Hexokinase translocation during neutrophil activation, chemotaxis, and phagocytosis: disruption by cytochalasin D, dexamethasone, and indomethacin.

Neutrophils expend large amounts of energy to perform demanding cell functions. To better understand energy production and flow during cell activation, immunofluorescence microscopy was employed to determine the location of the key metabolic enzyme hexokinase during various conditions. Hexokinase is translocated from the neutrophil's cytosol to its periphery in response to N-formyl-methionyl-leucyl-phenylalanine (fMLP) and other activating stimuli, but not during exposure to the formyl peptide receptor antagonist N-tert-BOC-phe-leu-phe-leu-phe (Boc-PLPLP). Translocation was observed from 10(-6) to 10(-9)M fMLP. However, fMLP did not affect the intracellular distribution of lactate dehydrogenase. Hexokinase accumulated at the lamellipodium of cells exposured to an fMLP gradient whereas it localized to the phagosome after latex bead uptake. Thus, hexokinase is differentially translocated within cells depending upon the prevailing physiological conditions. Further studies noted that cytochalasin D, dexamethasone, and indomethacin blocked hexokinase translocation. Parallel regulation of reactive oxygen metabolite (ROM) production was shown. We speculate that hexokinase translocation participates in neutrophil activation.

Pregnancy alters glucose-6-phosphate dehydrogenase trafficking, cell metabolism, and oxidant release of maternal neutrophils.

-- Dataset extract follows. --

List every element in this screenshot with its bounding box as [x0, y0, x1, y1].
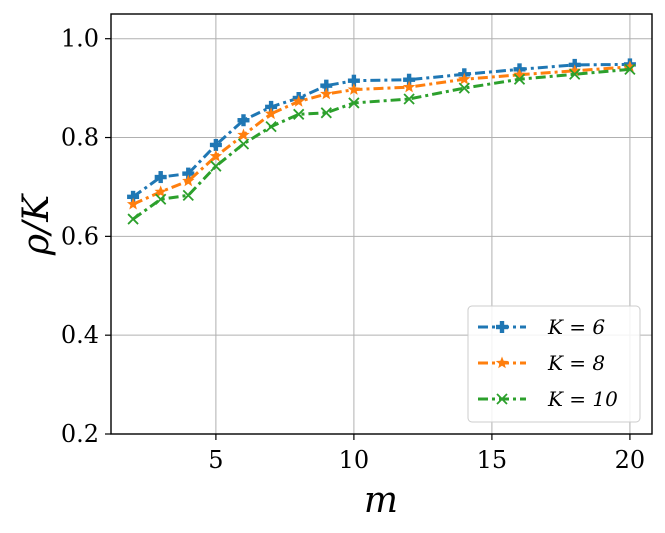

Pregnancy is associated with changes in host susceptibility to infections and inflammatory disease. We hypothesize that metabolic enzyme trafficking affects maternal neutrophil activation. Specifically, immunofluorescence microscopy has shown that glucose-6-phosphate dehydrogenase (G-6-PDase), the rate-controlling step of the hexose monophosphate shunt (HMS), is located near the cell periphery in control neutrophils but is found near the microtubule-organizing centers in cells from pregnant women. Cytochemical studies confirmed that the distribution of the G-6-PDase antigen is coincident with functional G-6-PDase activity. Metabolic oscillations within activated pregnancy neutrophils are higher in amplitude, though lower in frequency, than activated control neutrophils, suggesting limited HMS activity. Analysis of radioisotope-labeled carbon flux from glucose to CO(2) indicates that the HMS is intact in leukocytes from pregnant women, but its level is not enhanced by cell stimulation. Using extracellular fluorescent markers, activated pregnancy neutrophils were found to release reactive oxygen metabolites (ROMs) at a lower rate than activated control neutrophils. However, basal levels of ROM production in polarized pregnancy neutrophils were greater than in control neutrophils. Microtubule-disrupting agents reversed the observed changes in G-6-PDase trafficking, metabolic oscillations, and ROM production by maternal neutrophils. G-6-PDase trafficking appears to be one mechanism regulating ROM production by maternal neutrophils.